Monday, March 16, 2009

Pay To Not Play

While I'm on a roll, and encountering subjects about which I know something. Ratings. Those little letter grades you find attached to bonds, and which have not been amazingly good predictors of how safe the bonds are.

San Diego Law's Frank Partnoy, the nearest thing academia has to a ratings expert (Duke Law's Stephen Schwarcz comes close) has an op-ed out asking why we're still dependent on ratings agencies, even after they failed us so badly. Partnoy says, quite rightly, that ratings are much too entwined right now in the corpus of financial markets regulation.

All good. And then he gets here:

The financial markets can function without letter ratings. Instead of relying on arbitrary letters, regulators and investors should consider all of the information available about an investment, including market prices.

Finally, regulators and investors should return to the tool they used to assess credit risk before they began delegating responsibility to the credit rating agencies. That tool is called judgment.

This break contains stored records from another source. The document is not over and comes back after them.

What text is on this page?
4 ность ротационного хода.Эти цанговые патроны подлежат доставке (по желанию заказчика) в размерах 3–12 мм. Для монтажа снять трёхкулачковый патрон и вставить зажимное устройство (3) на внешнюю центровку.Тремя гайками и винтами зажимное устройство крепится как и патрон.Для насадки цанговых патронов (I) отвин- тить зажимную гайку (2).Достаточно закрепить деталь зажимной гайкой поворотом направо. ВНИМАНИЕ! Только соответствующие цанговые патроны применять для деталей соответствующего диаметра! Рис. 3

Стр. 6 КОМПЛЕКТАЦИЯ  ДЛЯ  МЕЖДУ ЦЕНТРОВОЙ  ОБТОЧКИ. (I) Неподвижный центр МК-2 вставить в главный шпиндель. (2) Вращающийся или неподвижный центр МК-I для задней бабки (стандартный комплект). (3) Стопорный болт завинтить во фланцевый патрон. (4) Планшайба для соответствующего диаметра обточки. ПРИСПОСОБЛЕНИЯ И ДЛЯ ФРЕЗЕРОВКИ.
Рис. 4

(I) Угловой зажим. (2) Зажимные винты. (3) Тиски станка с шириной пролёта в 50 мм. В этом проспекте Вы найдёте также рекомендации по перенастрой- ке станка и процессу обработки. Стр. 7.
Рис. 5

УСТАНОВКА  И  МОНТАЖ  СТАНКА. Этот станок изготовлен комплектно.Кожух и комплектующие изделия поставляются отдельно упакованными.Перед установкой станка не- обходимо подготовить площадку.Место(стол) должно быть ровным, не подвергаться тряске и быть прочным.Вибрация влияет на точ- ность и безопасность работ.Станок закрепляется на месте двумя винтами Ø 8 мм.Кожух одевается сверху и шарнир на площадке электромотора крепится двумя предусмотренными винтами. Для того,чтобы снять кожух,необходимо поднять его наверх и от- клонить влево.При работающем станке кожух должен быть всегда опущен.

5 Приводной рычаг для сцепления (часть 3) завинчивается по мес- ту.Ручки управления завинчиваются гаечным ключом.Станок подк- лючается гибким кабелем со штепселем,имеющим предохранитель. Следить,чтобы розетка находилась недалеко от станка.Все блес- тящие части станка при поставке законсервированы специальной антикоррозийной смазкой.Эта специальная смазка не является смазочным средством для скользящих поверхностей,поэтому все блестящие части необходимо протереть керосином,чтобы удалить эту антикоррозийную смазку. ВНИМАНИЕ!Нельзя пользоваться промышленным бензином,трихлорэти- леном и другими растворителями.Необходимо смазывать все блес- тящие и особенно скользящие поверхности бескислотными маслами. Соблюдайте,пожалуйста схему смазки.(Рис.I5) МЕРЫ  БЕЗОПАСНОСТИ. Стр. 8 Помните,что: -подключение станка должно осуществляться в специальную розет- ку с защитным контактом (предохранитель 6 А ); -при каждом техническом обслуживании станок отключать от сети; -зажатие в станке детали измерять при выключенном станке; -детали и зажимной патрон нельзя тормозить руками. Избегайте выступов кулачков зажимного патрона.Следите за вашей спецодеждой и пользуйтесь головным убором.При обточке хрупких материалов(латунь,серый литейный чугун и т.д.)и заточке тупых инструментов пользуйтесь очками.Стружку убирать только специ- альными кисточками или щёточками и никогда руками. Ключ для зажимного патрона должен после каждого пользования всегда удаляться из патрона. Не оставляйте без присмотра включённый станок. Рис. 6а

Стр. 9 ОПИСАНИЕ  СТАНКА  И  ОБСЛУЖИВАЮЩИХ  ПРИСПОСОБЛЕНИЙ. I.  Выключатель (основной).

Which is sort of like wishing that all financial regulators were unicorns. I don't doubt that this novel "judgment" substance he speaks so highly of can be bought in by firms and regulators. But this has a price, and it will need to be passed on to market participants somehow. The hiring of large numbers of buy-side analysts will add appreciably to the fees charged by money-market funds. The hiring of more and smarter regulators will similarly be borne either by some kind of investor insurance scheme or by tax-payers. It may also, and you may think that this is a feature rather than a bug, restrict the types of debt securities that are available to all but the richest and most risk-thirsty private individuals.

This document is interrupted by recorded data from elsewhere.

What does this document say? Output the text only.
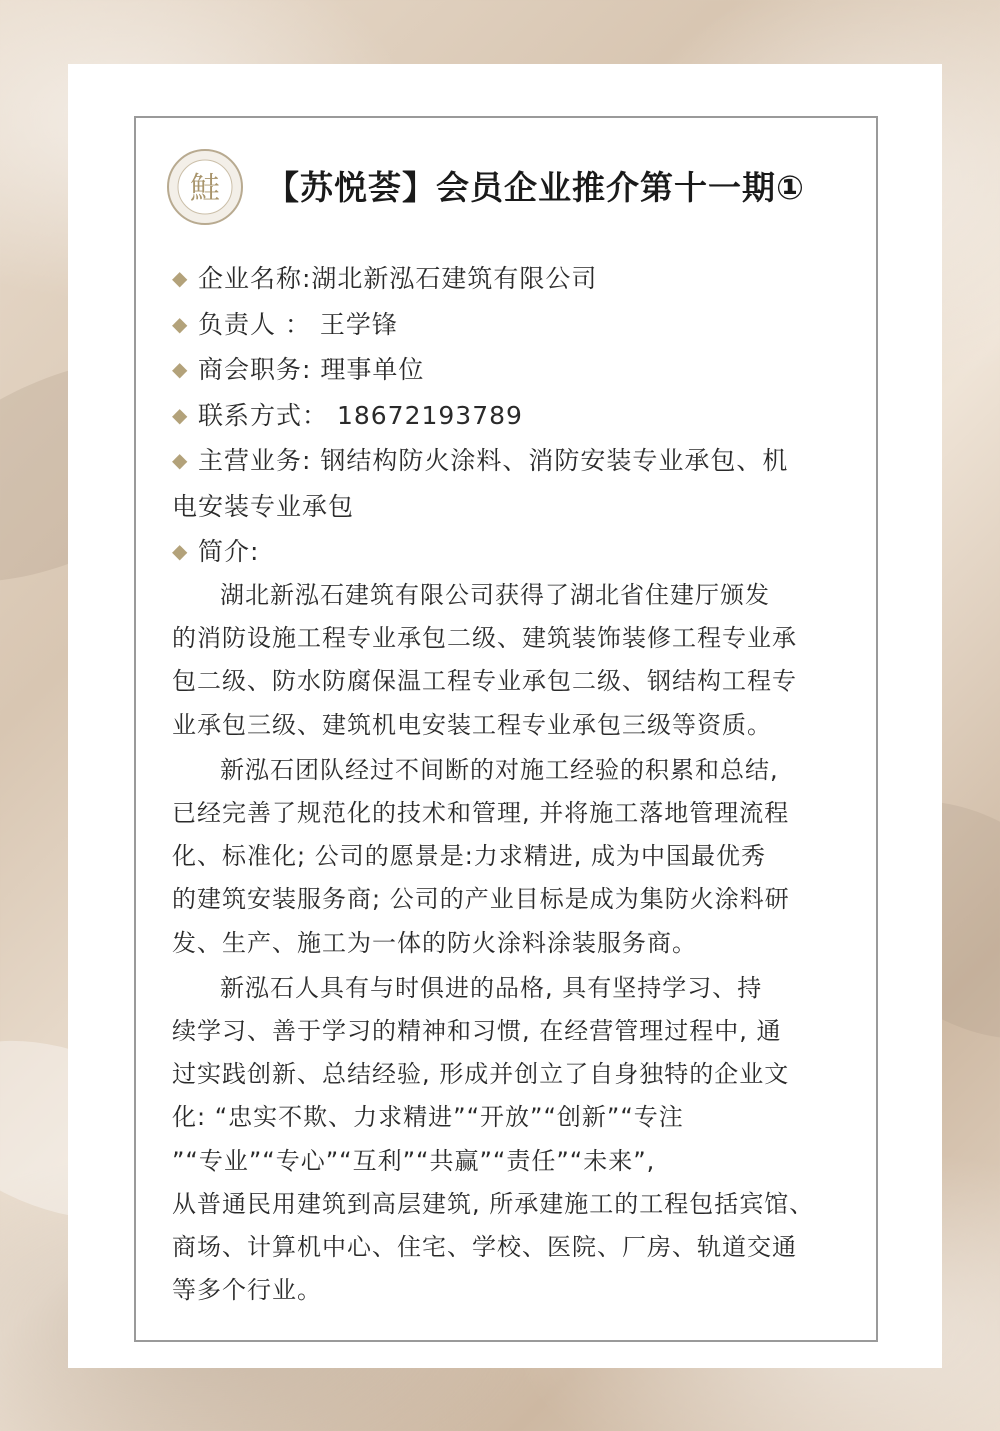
鮭 【苏悦荟】会员企业推介第十一期①
◆ 企业名称:湖北新泓石建筑有限公司
◆ 负责人 ： 王学锋
◆ 商会职务: 理事单位
◆ 联系方式： 18672193789
◆ 主营业务: 钢结构防火涂料、消防安装专业承包、机
电安装专业承包
◆ 简介:

湖北新泓石建筑有限公司获得了湖北省住建厅颁发
的消防设施工程专业承包二级、建筑装饰装修工程专业承
包二级、防水防腐保温工程专业承包二级、钢结构工程专
业承包三级、建筑机电安装工程专业承包三级等资质。

新泓石团队经过不间断的对施工经验的积累和总结,
已经完善了规范化的技术和管理, 并将施工落地管理流程
化、标准化; 公司的愿景是:力求精进, 成为中国最优秀
的建筑安装服务商; 公司的产业目标是成为集防火涂料研
发、生产、施工为一体的防火涂料涂装服务商。

新泓石人具有与时俱进的品格, 具有坚持学习、持
续学习、善于学习的精神和习惯, 在经营管理过程中, 通
过实践创新、总结经验, 形成并创立了自身独特的企业文
化: “忠实不欺、力求精进”“开放”“创新”“专注
”“专业”“专心”“互利”“共赢”“责任”“未来”,
从普通民用建筑到高层建筑, 所承建施工的工程包括宾馆、
商场、计算机中心、住宅、学校、医院、厂房、轨道交通
等多个行业。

These developments could all be desirable. I've got more skeptical of late abut the ratings' agencies arguments that they're the only hassle-free game in town. I am, like many people, now convinced that opaque debt markets were a sufficiently major cause of the crisis that the additional expense of an overhaul is now necessary. And I'm one of the agencies' water-carriers. But a huge cost there will be. We can't pretend that putting on a tough face will be enough.